Se a questo si aggiunge il rischio per
Berlusconi di vedersi affibbiare sei anni di detenzione per
corruzione giudiziaria a Milano entro un mese per il caso
Mills ce n'e' abbastanza per alimentare il nervosismo
crescente della maggioranza in una lotta contro il tempo che
spinge a bruciare le tappe anche sulla norma che regola l'uso
e la pubblicazione delle intercettazioni telefoniche.

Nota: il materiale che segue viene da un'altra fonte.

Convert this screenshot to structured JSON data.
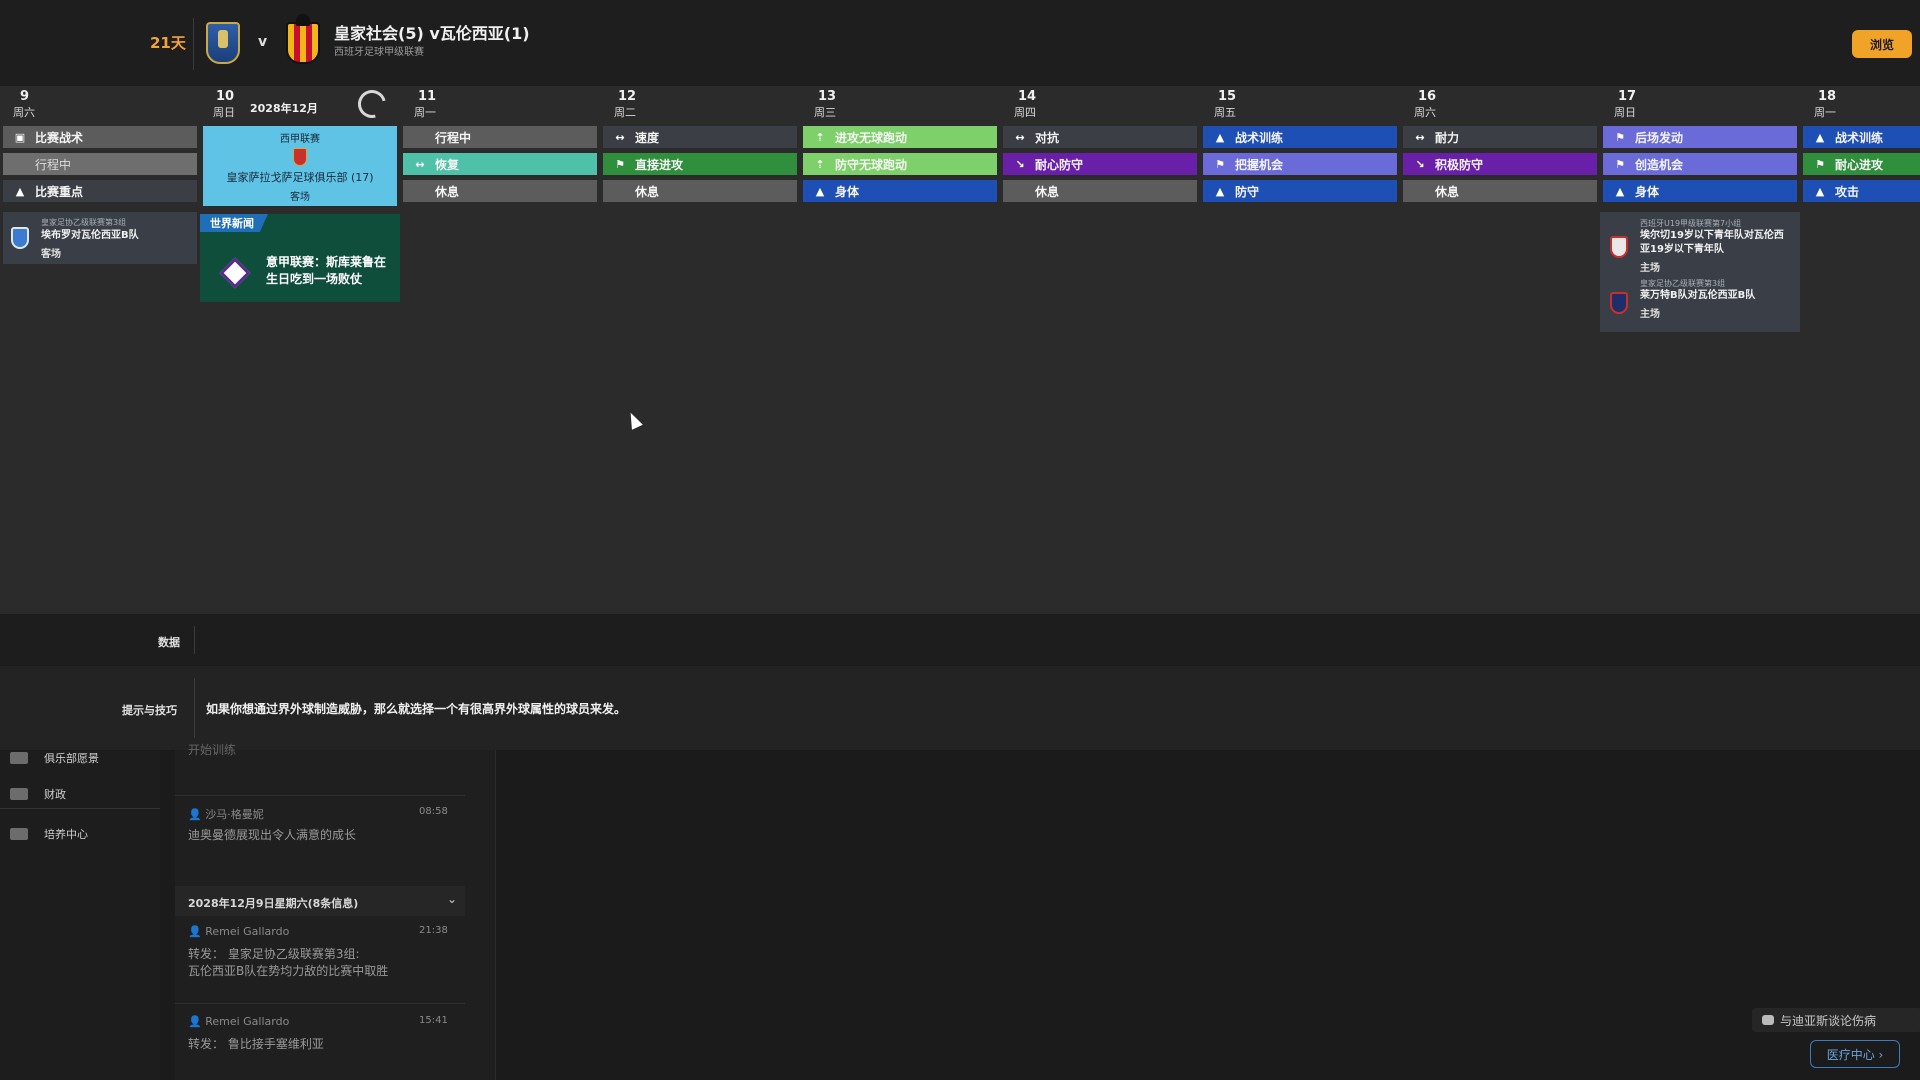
{
  "header": {
    "days_remaining": "21天",
    "vs": "v",
    "match_title": "皇家社会(5) v瓦伦西亚(1)",
    "competition": "西班牙足球甲级联赛",
    "browse_label": "浏览"
  },
  "calendar": {
    "month_label": "2028年12月",
    "days": [
      {
        "num": "9",
        "name": "周六"
      },
      {
        "num": "10",
        "name": "周日"
      },
      {
        "num": "11",
        "name": "周一"
      },
      {
        "num": "12",
        "name": "周二"
      },
      {
        "num": "13",
        "name": "周三"
      },
      {
        "num": "14",
        "name": "周四"
      },
      {
        "num": "15",
        "name": "周五"
      },
      {
        "num": "16",
        "name": "周六"
      },
      {
        "num": "17",
        "name": "周日"
      },
      {
        "num": "18",
        "name": "周一"
      }
    ],
    "sessions": {
      "d9": [
        "比赛战术",
        "行程中",
        "比赛重点"
      ],
      "d11": [
        "行程中",
        "恢复",
        "休息"
      ],
      "d12": [
        "速度",
        "直接进攻",
        "休息"
      ],
      "d13": [
        "进攻无球跑动",
        "防守无球跑动",
        "身体"
      ],
      "d14": [
        "对抗",
        "耐心防守",
        "休息"
      ],
      "d15": [
        "战术训练",
        "把握机会",
        "防守"
      ],
      "d16": [
        "耐力",
        "积极防守",
        "休息"
      ],
      "d17": [
        "后场发动",
        "创造机会",
        "身体"
      ],
      "d18": [
        "战术训练",
        "耐心进攻",
        "攻击"
      ]
    },
    "colors": {
      "grey": "#5c5c5c",
      "teal": "#4fc1a9",
      "green": "#2f8f3c",
      "light_green": "#7ed06a",
      "purple": "#6a1fa8",
      "blue": "#1e4fb5",
      "lavender": "#6a6ad8",
      "dark": "#3b3f45",
      "match_card": "#5fc3e6"
    },
    "match_card": {
      "competition": "西甲联赛",
      "opponent": "皇家萨拉戈萨足球俱乐部 (17)",
      "venue": "客场"
    },
    "fixture_d9": {
      "competition": "皇家足协乙级联赛第3组",
      "match": "埃布罗对瓦伦西亚B队",
      "venue": "客场"
    },
    "news": {
      "tag": "世界新闻",
      "headline": "意甲联赛：斯库莱鲁在生日吃到一场败仗"
    },
    "fixtures_d17": [
      {
        "competition": "西班牙U19甲级联赛第7小组",
        "match": "埃尔切19岁以下青年队对瓦伦西亚19岁以下青年队",
        "venue": "主场"
      },
      {
        "competition": "皇家足协乙级联赛第3组",
        "match": "莱万特B队对瓦伦西亚B队",
        "venue": "主场"
      }
    ]
  },
  "data_bar": {
    "label": "数据"
  },
  "tips": {
    "label": "提示与技巧",
    "text": "如果你想通过界外球制造威胁，那么就选择一个有很高界外球属性的球员来发。"
  },
  "sidebar": {
    "items": [
      {
        "label": "俱乐部愿景",
        "icon": "vision-icon"
      },
      {
        "label": "财政",
        "icon": "finance-icon"
      },
      {
        "label": "培养中心",
        "icon": "development-icon"
      }
    ]
  },
  "messages": {
    "partial_top": "开始训练",
    "m1": {
      "sender": "沙马·格曼妮",
      "time": "08:58",
      "body": "迪奥曼德展现出令人满意的成长"
    },
    "date_group": "2028年12月9日星期六(8条信息)",
    "m2": {
      "sender": "Remei Gallardo",
      "time": "21:38",
      "body1": "转发：  皇家足协乙级联赛第3组:",
      "body2": "瓦伦西亚B队在势均力敌的比赛中取胜"
    },
    "m3": {
      "sender": "Remei Gallardo",
      "time": "15:41",
      "body": "转发：  鲁比接手塞维利亚"
    }
  },
  "actions": {
    "discuss": "与迪亚斯谈论伤病",
    "medical": "医疗中心 ›"
  }
}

L'opposizione appare schiacciata dall'iniziativa del
Cavaliere, che forte di una maggioranza parlamentare
invalicabile, tira dritto in un'avanzata che proprio sospinta
dalla tenaglia della magistratura potrebbe condurlo a
ritenere essenziale anche la sua successione di Napolitano al
Quirinale.
Un'ambizione che all'inizio della legislatura
doveva essere alimentata con ben altra strategia da quella
muscolare, con quel dialogo con il Pd di Veltroni che doveva
assegnare al premier il profilo alto dello statista e non
certo quello dell'inquisito.
Antonio Di Pietro e i suoi parlamentari si distinguono in
aula al Senato e a Montecitorio per interventi di fuoco che
piovono come altrettante requisitorie sui malcapitati
colleghi della Pdl, mentre il leader annuncia alle telecamere
manifestazioni di piazza e referendum.
Il Pd tenta
un'improbabile mediazione sul ''lodo', auspicando che sia una
legge costituzionale valida solo per il futuro.
E crescono le
preoccupazioni della Lega sul destino delle norme sul
federalismo che non riescono ancora a trovare un varco nei
lavori parlamentari ne un accordo con l'opposizione.